Two decades later, after divorcing, he took a barber class. A friend who worked in a nursing facility hinted at how there was a salon for women there, done in pink, but nothing equivalent for men. So White decided to do one day as a man.
He wore a barber's wand, wore an old-fashioned barber's apron and sprayed the room with a lemon-scented cologne. He lit the music of Dean Martin and Elvis Presley, and a group of men was brought to cut their hair.
They loved him.
"The staff noticed a big difference," recalls White of that day, just over two years ago. While the music was playing, he chatted with the men and walked away. Some who had been agitated relaxed and touched their feet. The word spread to other care facilities, and so White, who lives in Bangor, Northern Ireland, became Lenny the Mobile Barber, traveling to the UK and beyond to deliver an old hot towel and a cut of hair to men with dementia.
Research has shown that people with dementia respond well to stimuli like music, especially if they are familiar songs of their youth and to visual cues that appeal to their youth.
White's outfit now includes a portable jukebox loaded with old and a barking robotic dog and is a big hit with the men. (Some have mistaken him for dogs they knew as young).
He talks while he stops, asking where they came from, what kind of work they had and what their old barber was using. "It's very different to have a man who cuts a woman's hair," he said. "You can have chats between men and men".
"It's all a multi-sensory experience," said Rhonda Robinson, a living manager supported by the South Eastern Health and Social Care Trust, which includes two dementia facilities in Northern Ireland. "It's very therapeutic for our dementia clients, even those with very difficult conditions."

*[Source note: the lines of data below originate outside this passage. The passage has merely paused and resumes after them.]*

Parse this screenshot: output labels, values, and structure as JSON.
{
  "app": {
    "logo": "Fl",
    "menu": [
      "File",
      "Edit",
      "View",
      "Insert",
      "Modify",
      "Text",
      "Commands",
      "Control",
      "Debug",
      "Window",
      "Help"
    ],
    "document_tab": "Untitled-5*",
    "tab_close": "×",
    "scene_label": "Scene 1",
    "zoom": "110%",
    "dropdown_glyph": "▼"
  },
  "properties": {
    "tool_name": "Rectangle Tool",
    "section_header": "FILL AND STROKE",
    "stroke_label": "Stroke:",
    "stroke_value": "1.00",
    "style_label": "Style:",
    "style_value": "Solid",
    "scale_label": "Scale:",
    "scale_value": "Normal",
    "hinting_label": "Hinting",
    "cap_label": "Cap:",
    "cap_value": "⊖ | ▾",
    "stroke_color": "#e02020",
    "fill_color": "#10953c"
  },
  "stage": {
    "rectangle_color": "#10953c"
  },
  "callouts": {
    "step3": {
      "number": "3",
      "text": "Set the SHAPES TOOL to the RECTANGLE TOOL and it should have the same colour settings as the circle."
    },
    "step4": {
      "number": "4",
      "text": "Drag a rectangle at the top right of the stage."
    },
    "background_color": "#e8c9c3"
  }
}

White has men come into a group, which mimics the camaraderie found in a real barber. "They are recovering their young days when they are sitting and waiting for a haircut," said Robinson. Sometimes they sing or dance music while they are waiting.
"See the smile on their face," Wendy Carleton of Greyabbey, Northern Ireland, whose father, a retired farmer with dementia in the frontal lobe, received haircuts from White. "It gives them a little dignity".
With dementia, moments of fear or confusion can creep in. When it happens to one of his clients, White lowers the music. "It's Lenny," he will say. "You're fine, I'm your barber, I'm just here to give you a haircut." Sometimes he holds the hand of the man while he cuts his hair, or touches his shoulder to reassure him.
When he leaves them, their eyebrows cut, the nose and hair of his ears cut, the smooth and bright cheeks of aftershave, he feels relieved. "I know I made a difference in their lives," he said. "It could only be half an hour, but that half-hour will set them up for the rest of the day, they feel good about themselves for the rest of the day."
White said he was in touch with the men he cut his hair, and he encouraged the inevitable return visits when he discovered that some of them had gone. At one point he hit him, he said, "I'm their last barber."
Once a year, White brings his dog and his barber across the Atlantic in New Jersey. For those trips, bring CDs of traditional Irish songs.
"I've been in the industry for a long time, and let me tell you, it was breathtaking," said Renee Chimento, a lifestyle director at Chelsea in Montville, an assisted living community in Montville, NJ, where White visited a few weeks ago. "He does it from the heart, people feel it."